# Today's trophy...



## SewerRat (Feb 26, 2011)

Not too impressive, but this little nest paid my wages today...


----------



## JoshJ (May 10, 2012)

Another day, another dollar. Overtime rate?


----------



## phishfood (Nov 18, 2012)

What did you use to remove it? Machine, cable, head?


----------



## damnplumber (Jan 22, 2012)

*I got a nice one today too!*

Thats a nice one Rat! 
I got a good one today as well but no photo to prove it. The roots were growing out from under the toilet that had not been flushable in six months she said. I tried to shove my Vurite in the closet afterwords but the cast iron tee said no. I'm gonna have to be getting a Micro Reel soon!
I keep a bag of copper sulpher in my truck just for jobs like this. This was for a regular customer on a fixed income...I was nice. 1/2 price.


----------



## SewerRat (Feb 26, 2011)

JoshJ said:


> Another day, another dollar. Overtime rate?


We charge overtime rate every day...



phishfood said:


> What did you use to remove it? Machine, cable, head?
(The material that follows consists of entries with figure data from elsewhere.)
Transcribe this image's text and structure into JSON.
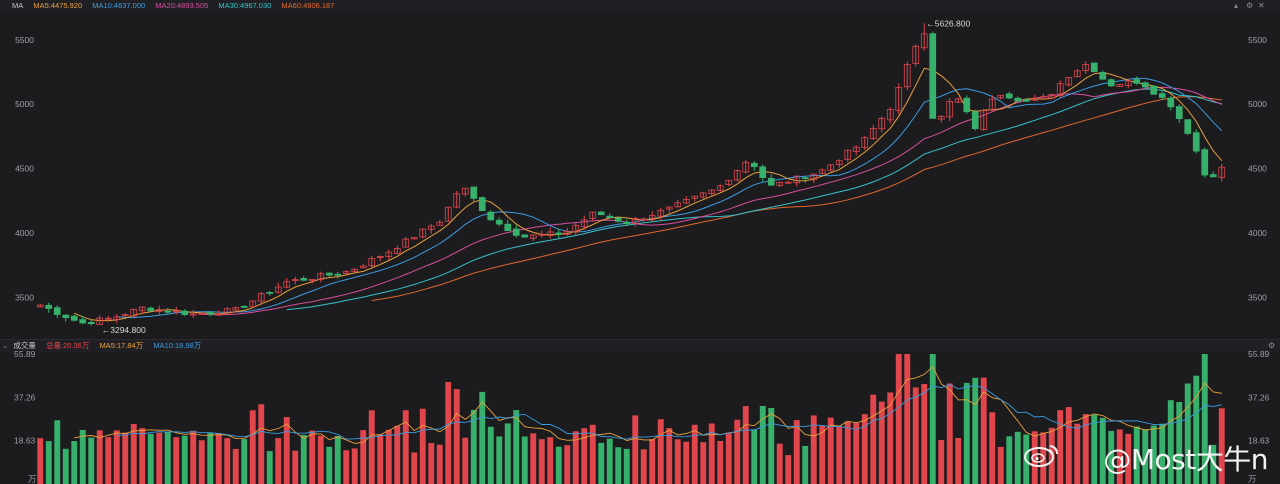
{
  "price_legend": {
    "name": "MA",
    "ma5": "MA5:4475.920",
    "ma10": "MA10:4637.000",
    "ma20": "MA20:4893.505",
    "ma30": "MA30:4967.030",
    "ma60": "MA60:4906.187"
  },
  "volume_legend": {
    "name": "成交量",
    "total": "总量:20.36万",
    "ma5": "MA5:17.84万",
    "ma10": "MA10:18.98万"
  },
  "colors": {
    "up": "#e0464c",
    "down": "#36b06a",
    "ma5": "#e8a13a",
    "ma10": "#3b9be0",
    "ma20": "#d84e9e",
    "ma30": "#35c1c7",
    "ma60": "#e0682a"
  },
  "annotations": {
    "high": "←5626.800",
    "low": "←3294.800"
  },
  "watermark": "@Most大牛n",
  "chart_data": [
    {
      "type": "candlestick",
      "title": "",
      "ylim": [
        3200,
        5700
      ],
      "yticks": [
        3500,
        4000,
        4500,
        5000,
        5500
      ],
      "ytick_labels": [
        "3500",
        "4000",
        "4500",
        "5000",
        "5500"
      ],
      "candle_count": 140,
      "key_levels": [
        {
          "x": 0,
          "close": 3440
        },
        {
          "x": 8,
          "close": 3300
        },
        {
          "x": 14,
          "close": 3340
        },
        {
          "x": 20,
          "close": 3420
        },
        {
          "x": 30,
          "close": 3370
        },
        {
          "x": 38,
          "close": 3400
        },
        {
          "x": 48,
          "close": 3620
        },
        {
          "x": 60,
          "close": 3700
        },
        {
          "x": 68,
          "close": 3860
        },
        {
          "x": 78,
          "close": 4100
        },
        {
          "x": 82,
          "close": 4370
        },
        {
          "x": 88,
          "close": 4100
        },
        {
          "x": 94,
          "close": 3970
        },
        {
          "x": 102,
          "close": 4000
        },
        {
          "x": 108,
          "close": 4160
        },
        {
          "x": 114,
          "close": 4080
        },
        {
          "x": 122,
          "close": 4180
        },
        {
          "x": 132,
          "close": 4350
        },
        {
          "x": 138,
          "close": 4580
        },
        {
          "x": 142,
          "close": 4360
        },
        {
          "x": 152,
          "close": 4480
        },
        {
          "x": 160,
          "close": 4700
        },
        {
          "x": 166,
          "close": 5000
        },
        {
          "x": 170,
          "close": 5420
        },
        {
          "x": 172,
          "close": 5600
        },
        {
          "x": 174,
          "close": 4800
        },
        {
          "x": 178,
          "close": 5080
        },
        {
          "x": 182,
          "close": 4820
        },
        {
          "x": 186,
          "close": 5100
        },
        {
          "x": 192,
          "close": 5020
        },
        {
          "x": 196,
          "close": 5050
        },
        {
          "x": 200,
          "close": 5220
        },
        {
          "x": 204,
          "close": 5320
        },
        {
          "x": 208,
          "close": 5150
        },
        {
          "x": 214,
          "close": 5180
        },
        {
          "x": 220,
          "close": 5000
        },
        {
          "x": 224,
          "close": 4750
        },
        {
          "x": 227,
          "close": 4420
        },
        {
          "x": 230,
          "close": 4500
        }
      ],
      "extremes": {
        "high": 5626.8,
        "low": 3294.8
      }
    },
    {
      "type": "bar",
      "title": "",
      "ylim": [
        0,
        55.89
      ],
      "yticks": [
        18.63,
        37.26,
        55.89
      ],
      "ytick_labels": [
        "18.63",
        "37.26",
        "55.89"
      ],
      "unit_label": "万"
    }
  ]
}
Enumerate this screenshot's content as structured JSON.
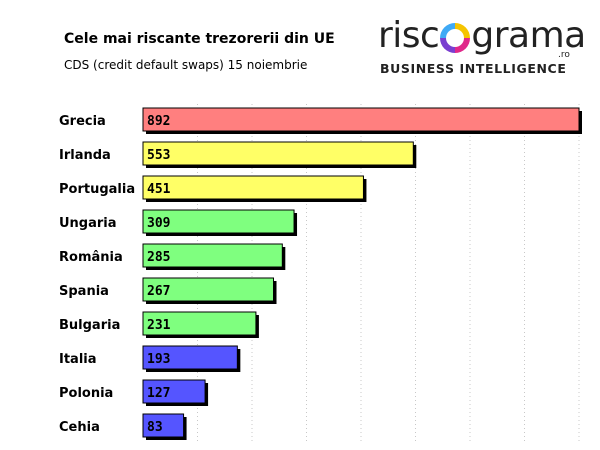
{
  "header": {
    "title": "Cele mai riscante trezorerii din UE",
    "subtitle": "CDS (credit default swaps) 15 noiembrie"
  },
  "logo": {
    "word_left": "risc",
    "word_right": "grama",
    "suffix": ".ro",
    "tagline": "BUSINESS INTELLIGENCE",
    "ring_colors": [
      "#f5c400",
      "#e0288a",
      "#7a3fd0",
      "#3fa9f5"
    ]
  },
  "chart_data": {
    "type": "bar",
    "orientation": "horizontal",
    "title": "Cele mai riscante trezorerii din UE",
    "subtitle": "CDS (credit default swaps) 15 noiembrie",
    "categories": [
      "Grecia",
      "Irlanda",
      "Portugalia",
      "Ungaria",
      "România",
      "Spania",
      "Bulgaria",
      "Italia",
      "Polonia",
      "Cehia"
    ],
    "values": [
      892,
      553,
      451,
      309,
      285,
      267,
      231,
      193,
      127,
      83
    ],
    "bar_colors": [
      "#ff7f7f",
      "#ffff66",
      "#ffff66",
      "#7fff7f",
      "#7fff7f",
      "#7fff7f",
      "#7fff7f",
      "#5555ff",
      "#5555ff",
      "#5555ff"
    ],
    "xlim": [
      0,
      892
    ],
    "grid": true,
    "data_labels": true
  }
}
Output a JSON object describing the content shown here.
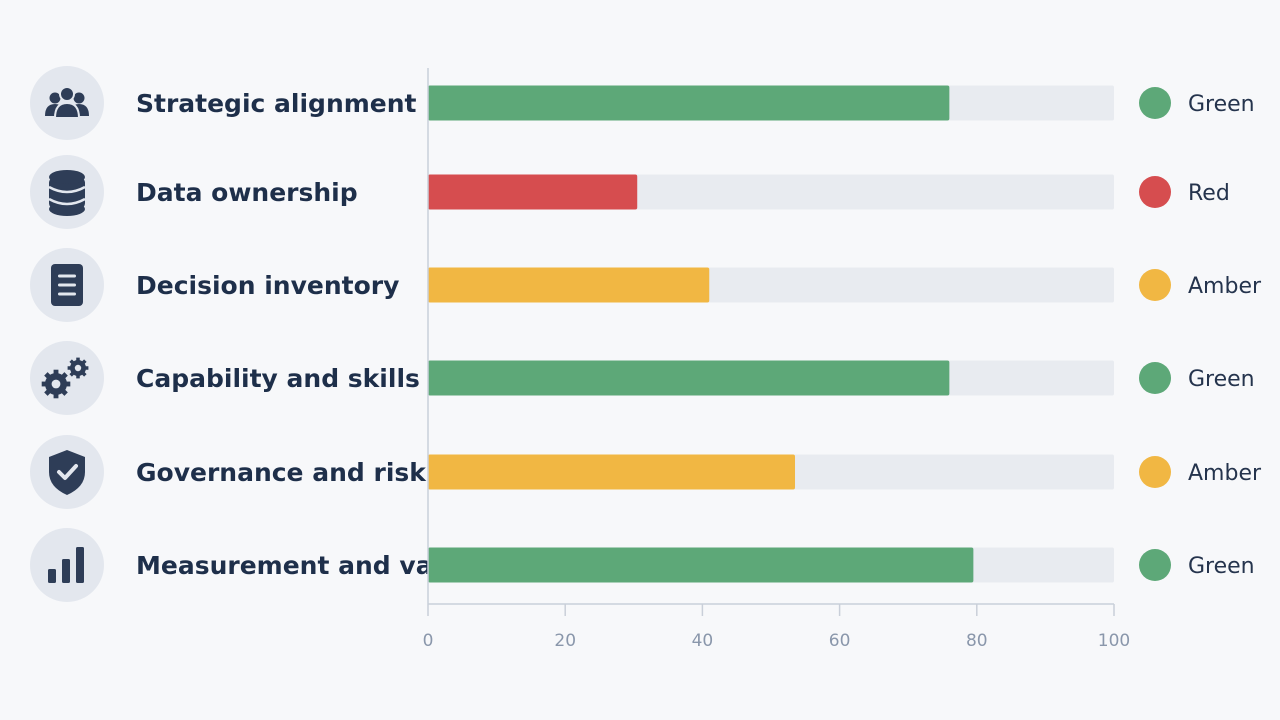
{
  "chart_data": {
    "type": "bar",
    "orientation": "horizontal",
    "categories": [
      "Strategic alignment",
      "Data ownership",
      "Decision inventory",
      "Capability and skills",
      "Governance and risk",
      "Measurement and value"
    ],
    "values": [
      76,
      30.5,
      41,
      76,
      53.5,
      79.5
    ],
    "status": [
      "Green",
      "Red",
      "Amber",
      "Green",
      "Amber",
      "Green"
    ],
    "icons": [
      "people-icon",
      "database-icon",
      "document-icon",
      "gears-icon",
      "shield-check-icon",
      "bar-chart-icon"
    ],
    "xlim": [
      0,
      100
    ],
    "xticks": [
      0,
      20,
      40,
      60,
      80,
      100
    ],
    "xlabel": "",
    "ylabel": "",
    "title": "",
    "grid": false,
    "colors": {
      "Green": "#5da878",
      "Red": "#d64d4f",
      "Amber": "#f1b743",
      "track": "#e8ebf0",
      "icon_circle": "#e3e7ee",
      "icon": "#2e3d57",
      "axis": "#c9cfd9"
    }
  }
}
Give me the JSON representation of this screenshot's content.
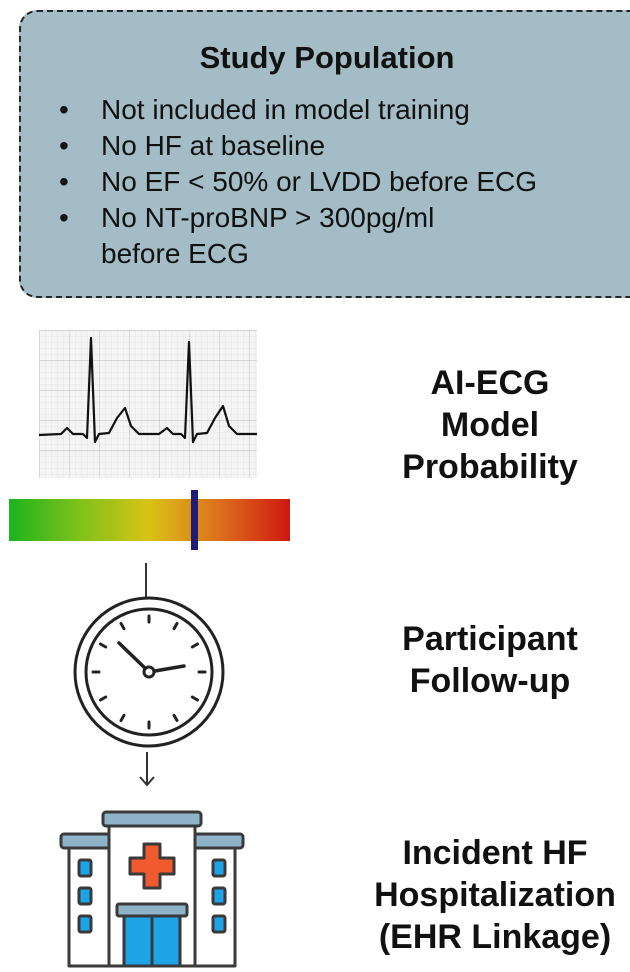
{
  "population": {
    "title": "Study Population",
    "bullet": "•",
    "items": [
      "Not included in model training",
      "No HF at baseline",
      "No EF < 50% or LVDD before ECG",
      "No NT-proBNP > 300pg/ml before ECG"
    ]
  },
  "steps": {
    "model": {
      "line1": "AI-ECG",
      "line2": "Model",
      "line3": "Probability"
    },
    "followup": {
      "line1": "Participant",
      "line2": "Follow-up"
    },
    "outcome": {
      "line1": "Incident HF",
      "line2": "Hospitalization",
      "line3": "(EHR Linkage)"
    }
  },
  "probability_marker": 0.66,
  "icons": [
    "ecg-strip-icon",
    "probability-gradient-bar",
    "clock-icon",
    "down-arrow-icon",
    "hospital-icon"
  ],
  "colors": {
    "box_fill": "#a3bcc5",
    "gradient_low": "#1db31d",
    "gradient_mid": "#d8c315",
    "gradient_high": "#d0180f",
    "marker": "#1d1d78",
    "hospital_blue": "#1ea3e6",
    "cross_red": "#f05a2e"
  }
}
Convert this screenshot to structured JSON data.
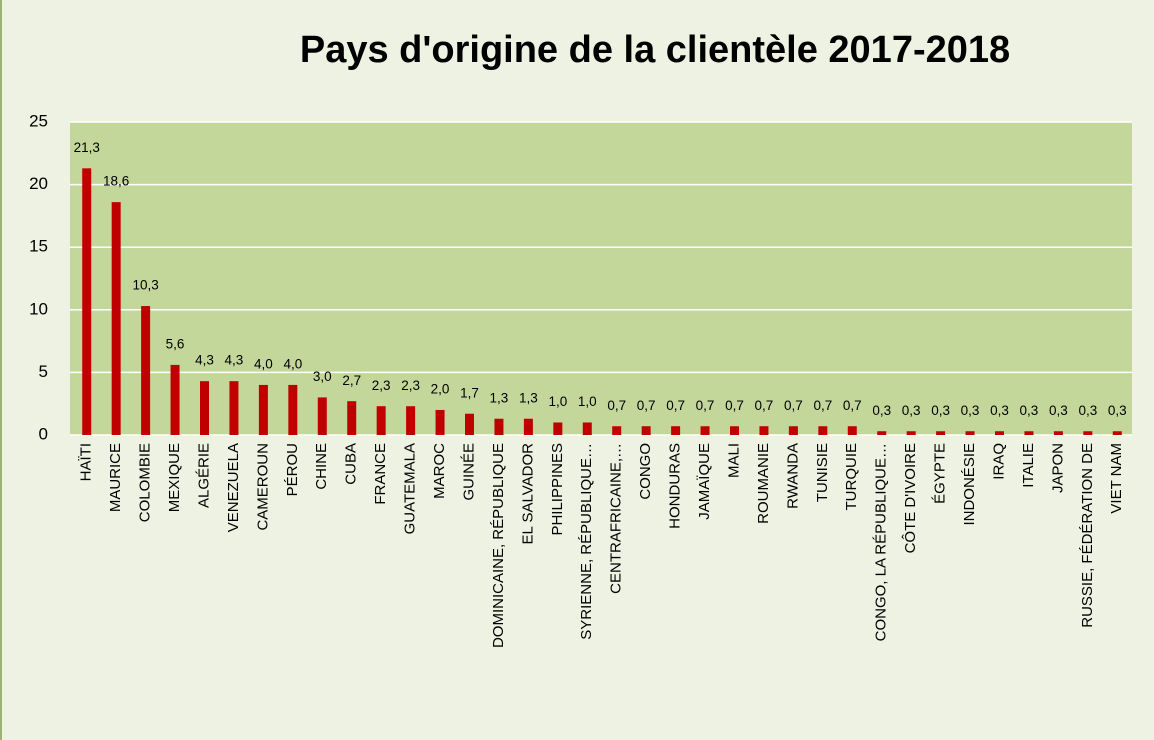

Not very proud of that piece of equipment. It's a General Easy Rooter (rental style) with 3/4 DCD cable. I opened the line and actually snagged the roots with a 2" U-cutter (pic below) and then followed with a 3" version of the same cutter. Couldn't get a larger cutter in the line as it was orangeburg that was no longer round and this root mass came from an offset joint.

Recommended a new sewer.


----------